Namun, diamati bahwa pada suhu tinggi, waktu pemaparan yang lebih rendah
diperlukan untuk inaktivasi; Sementara menurunkan suhu pada waktu pemaparan
yang meningkat mungkin memiliki efek yang sama pada inaktivasi virus. Menurut
Laporan OIE (2007), daging harus mencapai suhu inti internal 70 C selama 30 menit
atau lebih lama untuk menonaktifkan FMDV dan 37C selama 8 hari untuk
menonaktifkan FMDV dalam wol dan rambut. Untuk inaktivasi FMDV dalam susu
dan krim untuk konsumsi manusia, pasteurisasi ultra-tinggi diperlukan pada 132 C
untuk satu detik atau dua kali lipat pasteurisasi susu pada suhu 70C paling sedikit 15
detik diperlukan [21] bahaya keselamatan yang terkait dengan penyimpanan bahan
kimia korosif dan juga penggunaannya. Selain itu, bisa digunakan untuk desinfeksi
air, makanan, permukaan kontak dan udara yang terkontaminasi [2.8].

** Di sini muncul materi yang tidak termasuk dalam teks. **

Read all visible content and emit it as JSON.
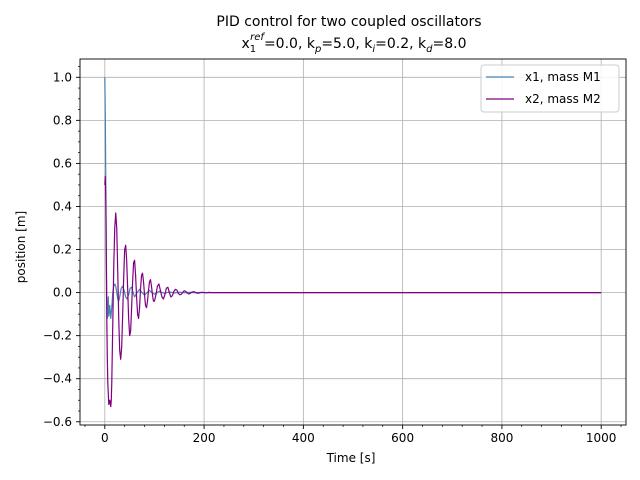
{
  "chart_data": {
    "type": "line",
    "title": "PID control for two coupled oscillators",
    "subtitle": {
      "pre": "x",
      "sub1": "1",
      "sup1": "ref",
      "part1": "=0.0, k",
      "sub2": "p",
      "part2": "=5.0, k",
      "sub3": "i",
      "part3": "=0.2, k",
      "sub4": "d",
      "part4": "=8.0"
    },
    "xlabel": "Time [s]",
    "ylabel": "position [m]",
    "xlim": [
      -50,
      1050
    ],
    "ylim": [
      -0.615,
      1.085
    ],
    "x_ticks": [
      0,
      200,
      400,
      600,
      800,
      1000
    ],
    "x_tick_labels": [
      "0",
      "200",
      "400",
      "600",
      "800",
      "1000"
    ],
    "y_ticks": [
      -0.6,
      -0.4,
      -0.2,
      0.0,
      0.2,
      0.4,
      0.6,
      0.8,
      1.0
    ],
    "y_tick_labels": [
      "−0.6",
      "−0.4",
      "−0.2",
      "0.0",
      "0.2",
      "0.4",
      "0.6",
      "0.8",
      "1.0"
    ],
    "grid": true,
    "legend_position": "top-right",
    "series": [
      {
        "name": "x1, mass M1",
        "color": "#4682b4",
        "x": [
          0,
          1,
          2,
          3,
          4,
          5,
          6,
          7,
          8,
          10,
          12,
          14,
          16,
          18,
          20,
          22,
          24,
          26,
          28,
          30,
          33,
          36,
          39,
          42,
          45,
          48,
          51,
          54,
          57,
          60,
          65,
          70,
          75,
          80,
          85,
          90,
          95,
          100,
          110,
          120,
          130,
          140,
          150,
          160,
          170,
          180,
          190,
          200,
          210,
          220,
          230,
          240,
          260,
          280,
          300,
          400,
          500,
          600,
          700,
          800,
          900,
          1000
        ],
        "values": [
          1.0,
          0.82,
          0.5,
          0.2,
          -0.05,
          -0.12,
          -0.08,
          -0.02,
          -0.11,
          -0.06,
          -0.12,
          -0.07,
          0.0,
          0.03,
          0.04,
          0.03,
          0.0,
          -0.03,
          -0.04,
          -0.02,
          0.02,
          0.03,
          0.01,
          -0.02,
          -0.03,
          -0.01,
          0.02,
          0.025,
          0.0,
          -0.02,
          0.0,
          0.015,
          0.0,
          -0.012,
          0.0,
          0.01,
          0.0,
          -0.008,
          0.006,
          -0.004,
          0.003,
          -0.002,
          0.002,
          -0.001,
          0.001,
          0.0,
          0.0,
          0.0,
          0.0,
          0.0,
          0.0,
          0.0,
          0.0,
          0.0,
          0.0,
          0.0,
          0.0,
          0.0,
          0.0,
          0.0,
          0.0,
          0.0
        ]
      },
      {
        "name": "x2, mass M2",
        "color": "#800080",
        "x": [
          0,
          1,
          2,
          3,
          4,
          5,
          6,
          8,
          10,
          12,
          13,
          14,
          16,
          18,
          20,
          22,
          24,
          26,
          28,
          30,
          32,
          34,
          36,
          38,
          40,
          42,
          44,
          46,
          48,
          50,
          52,
          54,
          56,
          58,
          60,
          62,
          64,
          66,
          68,
          70,
          72,
          74,
          76,
          78,
          80,
          82,
          84,
          86,
          88,
          90,
          92,
          94,
          96,
          98,
          100,
          103,
          106,
          109,
          112,
          115,
          118,
          121,
          124,
          127,
          130,
          133,
          136,
          139,
          142,
          145,
          148,
          151,
          154,
          157,
          160,
          163,
          166,
          169,
          172,
          175,
          178,
          181,
          184,
          187,
          190,
          195,
          200,
          205,
          210,
          215,
          220,
          230,
          240,
          250,
          260,
          280,
          300,
          400,
          500,
          600,
          700,
          800,
          900,
          1000
        ],
        "values": [
          0.5,
          0.54,
          0.42,
          0.15,
          -0.12,
          -0.3,
          -0.42,
          -0.52,
          -0.5,
          -0.53,
          -0.5,
          -0.42,
          -0.15,
          0.12,
          0.3,
          0.37,
          0.3,
          0.1,
          -0.12,
          -0.27,
          -0.31,
          -0.25,
          -0.1,
          0.07,
          0.2,
          0.22,
          0.15,
          0.02,
          -0.12,
          -0.2,
          -0.18,
          -0.07,
          0.05,
          0.14,
          0.15,
          0.08,
          -0.02,
          -0.1,
          -0.12,
          -0.07,
          0.02,
          0.08,
          0.09,
          0.05,
          -0.01,
          -0.06,
          -0.07,
          -0.04,
          0.01,
          0.05,
          0.06,
          0.03,
          -0.01,
          -0.04,
          -0.04,
          -0.01,
          0.03,
          0.04,
          0.01,
          -0.02,
          -0.03,
          -0.01,
          0.02,
          0.025,
          0.0,
          -0.02,
          -0.015,
          0.005,
          0.015,
          0.012,
          -0.003,
          -0.01,
          -0.008,
          0.002,
          0.008,
          0.006,
          -0.002,
          -0.006,
          -0.004,
          0.002,
          0.004,
          0.003,
          -0.001,
          -0.003,
          -0.002,
          0.002,
          0.0,
          -0.001,
          0.001,
          0.0,
          0.0,
          0.0,
          0.0,
          0.0,
          0.0,
          0.0,
          0.0,
          0.0,
          0.0,
          0.0,
          0.0,
          0.0,
          0.0,
          0.0
        ]
      }
    ]
  }
}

Ditemukan dari hasil bahwa virus FMDV-A termasuk dalam penelitian kami
yang benar-benar tidak aktif pada pH asam dan basa kecuali pada pH 7.0. Dengan
demikian, kulit hewan atau piala harus direndam dalam pH asam 3,0 atau pH dasar
11,0 untuk inaktivasi lengkap FMDV. Seperti, wol dan kulit direndam dalam sodium
hidroksida untuk inaktivasi virus [17]. Namun, masih beberapa mutan tahan asam
telah dilaporkan [5]. Tapi FMDV-A yang beredar di provinsi KPK rentan terhadap pH
asam dan pH. Dengan demikian, standar yang ditetapkan oleh OIE dapat diterapkan
secara efektif pada virus serotipe A di KPK di tingkat industri. Selanjutnya, semprotan
asam juga bisa digunakan untuk sterilisasi permukaan kerja laboratorium yang
terkontaminasi dengan FMDV, serta kendaraan yang digunakan untuk pengangkutan
hewan, untuk mencegah penyebaran virus melalui transportasi. Ini juga akan menjadi
metode pilihan dimana lampu UV tidak bisa diaplikasikan.
KESIMPULAN
Penggunaan bahan kimia beracun bagi kesehatan karena dapat menumpuk di produk
hewani dan dengan demikian dapat dialihkan ke manusia yang mengkonsumsi produk
ini. Selain itu, strain virus bisa tahan kimia dan mungkin lolos dari metode inaktivasi
dengan cara ini. Dalam kasus ini, alih-alih menyediakan makanan gratis atau produk
hewani, mereka akan bertindak sebagai reservoir virus. Disarankan agar strain yang
baru muncul harus dianalisis untuk pola kerentanan mereka terhadap semua variabel
fisik yang ditetapkan oleh OIE ini. Pola iradiasi gamma sensitivitas harus diperiksa
untuk semua serotipe dan strain FMDV. Ini dapat digunakan dalam kombinasi dengan
sarana fisik lainnya untuk inaktivasi seperti inaktivasi termal dan mungkin merupakan
alternatif yang lebih baik untuk proses melelahkan yang telah dilakukan di industri
kita untuk persiapan produk bebas FMDV. Semua sarana fisik inaktivasi virus ini
membuka jalan baru untuk studi mendalam tentang FMDV-A yang beredar di
Pakistan, mengenai pemprosesan makanan industri dan produksi vaksin.